Lab Leaks, Black Holes, and Eggs: Epistemic Case Study Competition
Type: kb/sources/types/snapshot.md · Tags: epistack, epistemology, knowledge-bases
Author: Oliver Sourbut, Josh Jacobson, Future of Life Foundation (FLF) Source: https://www.lesswrong.com/posts/frizRHnA6AZpJSDqw/lab-leaks-black-holes-and-eggs-epistemic-case-study Date: 4 June 2026
FLF is running a competition to find the best workflows and methodologies for using AI to produce reliable, trustworthy knowledge bases, grounded in real-world cases. We’re open-minded on the types of submissions we receive and on how they address the problem. We’ve set aside approximately $200k for prizes. Winning submissions may receive a prize from $5k-$50k and, if submissions warrant, multiple $50k prizes are possible. Winners may be offered opportunities for further funded work.

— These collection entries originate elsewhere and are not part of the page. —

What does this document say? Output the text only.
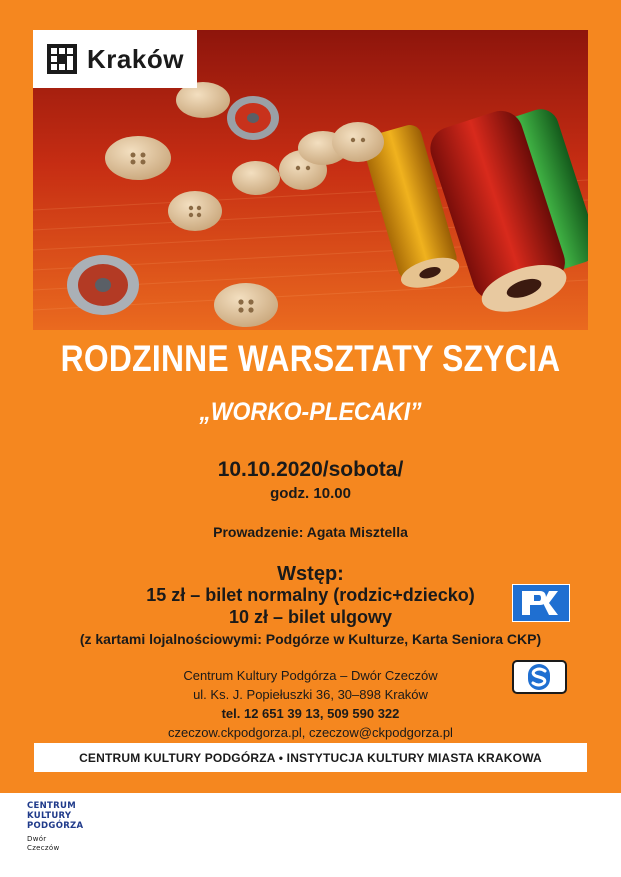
Kraków
RODZINNE WARSZTATY SZYCIA
„WORKO-PLECAKI”
10.10.2020/sobota/
godz. 10.00
Prowadzenie: Agata Misztella
Wstęp:
15 zł – bilet normalny (rodzic+dziecko)
10 zł – bilet ulgowy
(z kartami lojalnościowymi: Podgórze w Kulturze, Karta Seniora CKP)
Centrum Kultury Podgórza – Dwór Czeczów
ul. Ks. J. Popiełuszki 36, 30–898 Kraków
tel. 12 651 39 13, 509 590 322
czeczow.ckpodgorza.pl, czeczow@ckpodgorza.pl
CENTRUM KULTURY PODGÓRZA • INSTYTUCJA KULTURY MIASTA KRAKOWA
CENTRUM
KULTURY
PODGÓRZA
Dwór
Czeczów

The heights of human epistemic investigation are impressive and valuable, but rare and difficult to reach — see our abridged collection of strong examples. The limiting factor is rarely exquisite insight (though this helps!), and more often diligence, a curious and open mindset, and the time and effort needed to do the thorough work investigating background on a topic: activities AI is well placed to assist with.
Existing AI-assisted knowledge base work demonstrates real pieces of this — agent memory (e.g., Claude Code's memory and skills), LLM-curated personal wikis (Karpathy's perhaps the highest-profile), and deep-research tools. But these mostly produce single-user artifacts tuned to one investigator's context, not the kind that travel, combine, or survive (especially adversarial) scrutiny.

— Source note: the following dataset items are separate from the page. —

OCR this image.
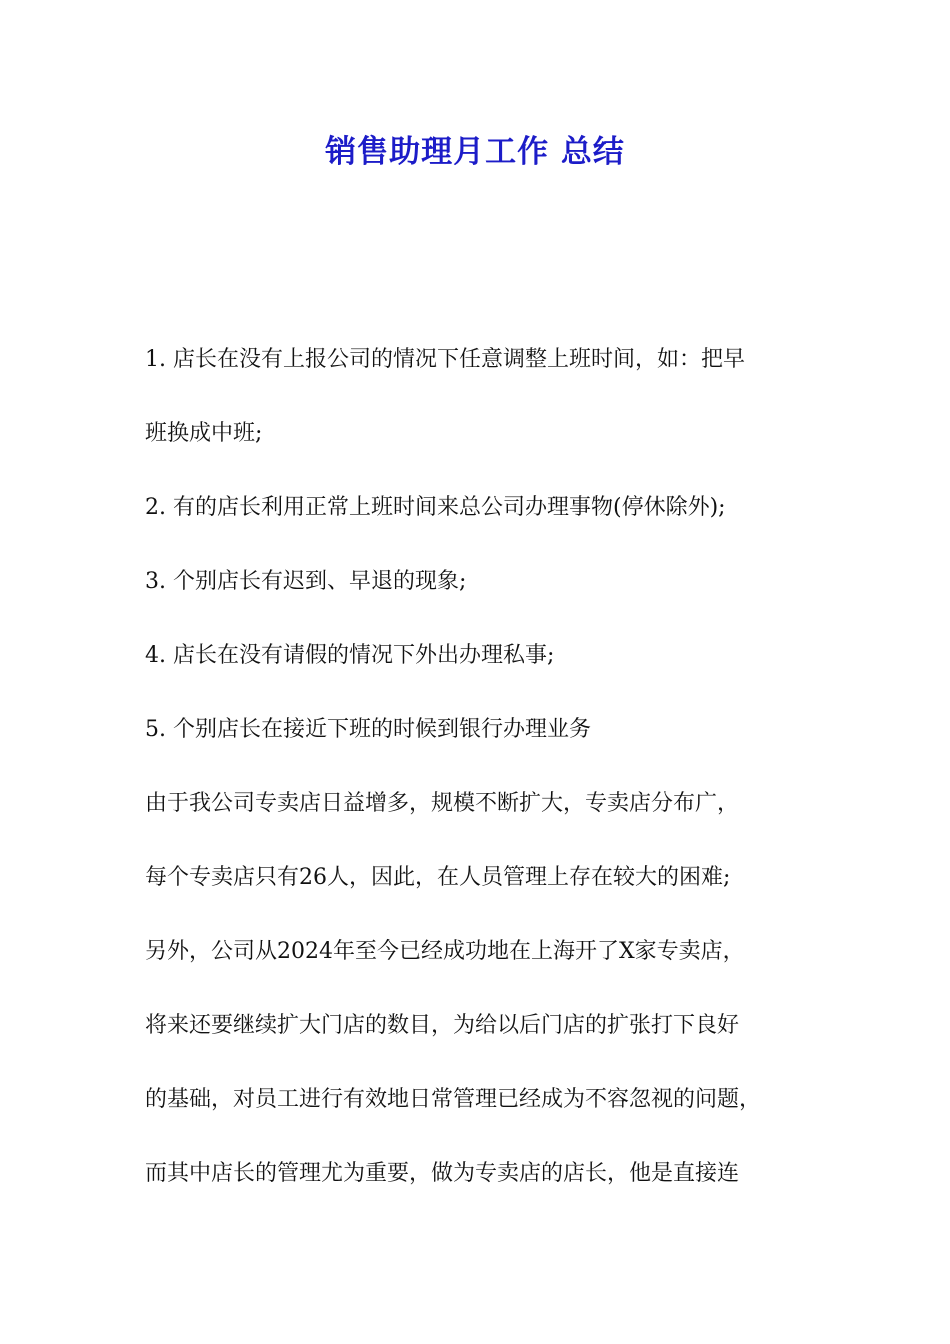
销售助理月工作 总结

1. 店长在没有上报公司的情况下任意调整上班时间，如：把早

班换成中班;

2. 有的店长利用正常上班时间来总公司办理事物(停休除外);

3. 个别店长有迟到、早退的现象;

4. 店长在没有请假的情况下外出办理私事;

5. 个别店长在接近下班的时候到银行办理业务

由于我公司专卖店日益增多，规模不断扩大，专卖店分布广，

每个专卖店只有26人，因此，在人员管理上存在较大的困难;

另外，公司从2024年至今已经成功地在上海开了X家专卖店，

将来还要继续扩大门店的数目，为给以后门店的扩张打下良好

的基础，对员工进行有效地日常管理已经成为不容忽视的问题，

而其中店长的管理尤为重要，做为专卖店的店长，他是直接连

We’re particularly excited by the compounding potential — if structured analyses become reusable, refineable artifacts, every serious investigation enables future work, on the same or related topics, and by the same or different people, to reach further from a more solid epistemic foundation.
This competition provides three challenging case studies — with deliberately varied challenge profiles — and invites you to produce tooling and techniques to help people navigate them. First, the debated and impactful question of COVID-19 origins. Second, the risk that the Large Hadron Collider (LHC) creates synthetic black holes (perhaps destroying the Earth). Third, the health impact of eggs (as a human food source).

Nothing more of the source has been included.